そうしてそれからも私達は屋台をはしごして料理に舌鼓をうったりさんすうに瞳から光を失ったりしていたのだが、不意に街が騒がしくなった。
大通りの方で事件でも起きたのだろうか?そして大通りの入り口で発光と爆発音が響き、屋台広場は騒然となった。
白い薄絹のローブと金の艶やかな髪をなびかせ大通りから宙を舞って屋台広場の謎の聖女像に飛び乗ったのはサンディだった。
「エリカ!!デュオきゅんを連れて逃げますわよ!!」
戻ってきたサンディを追ってきたのは街の兵と思しきお嬢様の一団だった。彼女らは普通の鎧を着ているので理解は早かった。
ビキニアーマーの一団に追いかけられていたら何の遊びなのか分からなかっただろう、そして兵に追われているという事はこの
とりあえずこの
広場の聖女像に乗った彼女は高台から正確に、詠唱を短く早く、それも出来るだけ火を扱っている店を的確に狙って次々と魔法をぶちこんでいったのだ。屋台広場一帯が火に包まれる。
怒声に叫び声、避難を誘導する声に消火活動をするよう促す声、そんな惨事を前に唖然とする私に彼女の行動はまたしても一手早かった。
「エリカ!!!!早く!!逃げますわよ!!!!」
彼女が呼びかける先には私とデュオがいた。屋台広場で混乱したお嬢様方の視線が一斉に私に向けられる。先ほどの肉串の屋台も炎に呑まれ、店主のマダムも剣呑な目でこちらを睨んでいた。
固まる私と違ってサンディの行動は早かった。次は消火活動をしているお嬢様に狙いを変えて魔法を打ち込んでいるようだった。最悪がすぎる。

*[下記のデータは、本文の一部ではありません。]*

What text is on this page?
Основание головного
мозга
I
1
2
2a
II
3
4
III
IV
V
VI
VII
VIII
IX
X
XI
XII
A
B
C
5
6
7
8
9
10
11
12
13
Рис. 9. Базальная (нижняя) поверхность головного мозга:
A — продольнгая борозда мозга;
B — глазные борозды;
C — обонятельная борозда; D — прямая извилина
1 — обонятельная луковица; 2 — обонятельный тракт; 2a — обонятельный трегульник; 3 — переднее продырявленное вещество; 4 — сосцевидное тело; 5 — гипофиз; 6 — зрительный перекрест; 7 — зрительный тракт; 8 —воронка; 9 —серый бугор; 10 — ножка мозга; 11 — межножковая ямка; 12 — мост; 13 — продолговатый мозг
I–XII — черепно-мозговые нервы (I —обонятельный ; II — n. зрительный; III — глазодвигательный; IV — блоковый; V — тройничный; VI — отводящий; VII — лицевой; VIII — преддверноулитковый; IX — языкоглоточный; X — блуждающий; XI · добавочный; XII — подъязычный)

口下手な私では話し合いで解決が出来る気がせず、私はデュオを連れて街から離れる事でサンディ害を減らす事しか出来なかった…
◇ ◇ ◇
そうして黄昏時の街道を私はデュオを抱え走っていた。隣には得意の光魔法を詠唱しながら走るサンディ。
私たちを追うのは怒れるお嬢様方、手に手に鍬やら鎌やら巨大なフォークやら殺意を微塵も隠さぬ物騒な得物を持って追ってきている。

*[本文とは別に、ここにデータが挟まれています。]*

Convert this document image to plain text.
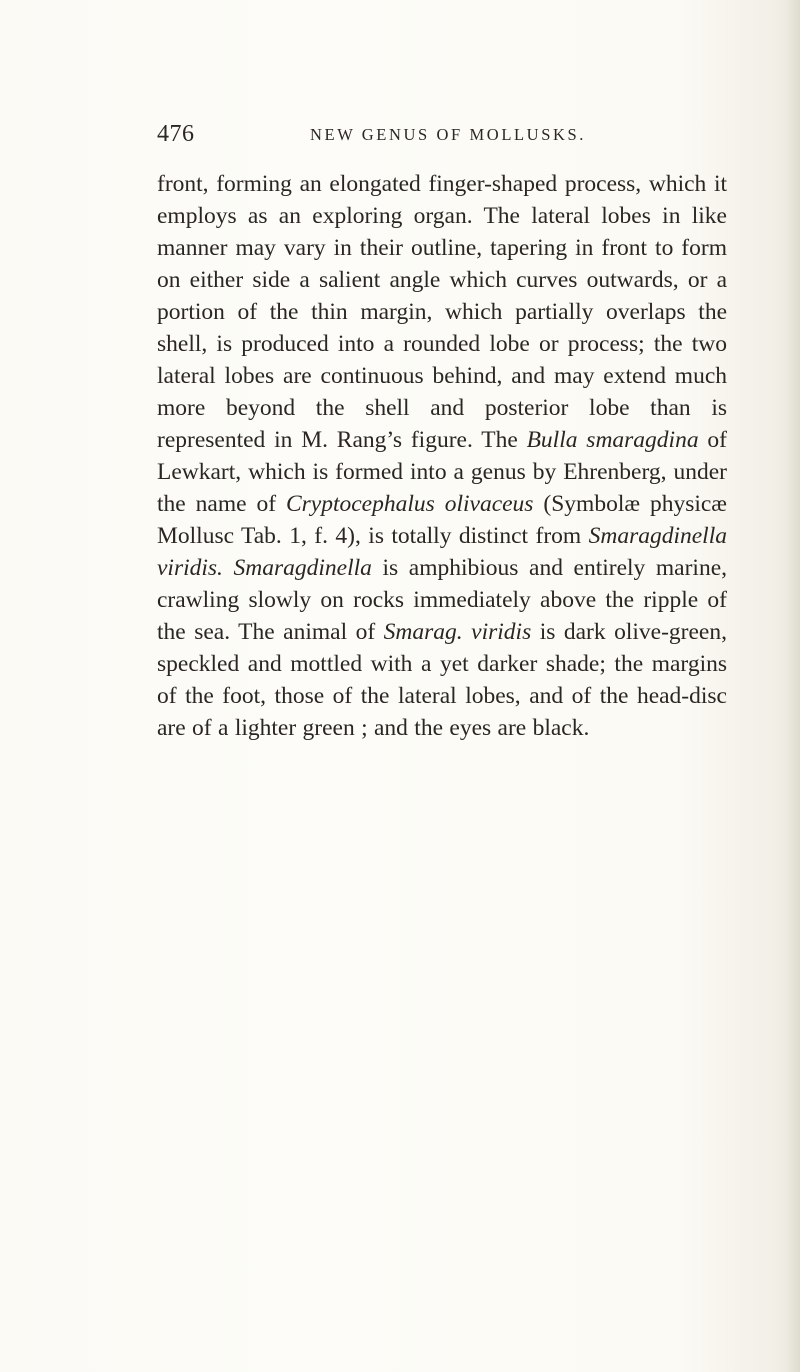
476	NEW GENUS OF MOLLUSKS.

front, forming an elongated finger-shaped process, which it employs as an exploring organ. The lateral lobes in like manner may vary in their outline, tapering in front to form on either side a salient angle which curves outwards, or a portion of the thin margin, which partially overlaps the shell, is produced into a rounded lobe or process; the two lateral lobes are continuous behind, and may extend much more beyond the shell and posterior lobe than is represented in M. Rang’s figure. The Bulla smaragdina of Lewkart, which is formed into a genus by Ehrenberg, under the name of Cryptocephalus olivaceus (Symbolæ physicæ Mollusc Tab. 1, f. 4), is totally distinct from Smaragdinella viridis. Smaragdinella is amphibious and entirely marine, crawling slowly on rocks immediately above the ripple of the sea. The animal of Smarag. viridis is dark olive-green, speckled and mottled with a yet darker shade; the margins of the foot, those of the lateral lobes, and of the head-disc are of a lighter green ; and the eyes are black.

きっと今日まで、そしてこれからも平和で安らかな日常が続くと思っていたであろうセイラムの街の怒れるお嬢様方ををサンディはノリノリで次々と魔法を食らわせ吹き飛ばしていった。
そうしてほどなく私達を追ってくるお嬢様はいなくなった。
「…なんで燃やしたの…?」
夜の帳は落ち、静かに空を焦がすセイラムの街の火を見ながら私はサンディに問った。今も夜の空を焦がしているテロの理由を聞かれ、彼女はさも当然のように応えた。
「やられる前にやる!常識ですわ!!」
このあたおか女の常識は非常識、変な覚悟ばかりキメやがっておまえの常識に則っていたら私達までお尋ね者になりそうだ…とりあえず一発ぶん殴っておくか…と、心から思ったのだが…一応このバカのいう『ニグラート国物語』のシナリオとやらに関係する可能性が脳裏に過り、私は思い留まった。
「一応…どうしてこうなったのか…貴女の言い訳 聞かせてくれる?」
とりあえずシナリオとやらと今回のテロがどう繋がるのか、私は拳を強く握り彼女の言い訳を聞いてからぶん殴る事にした。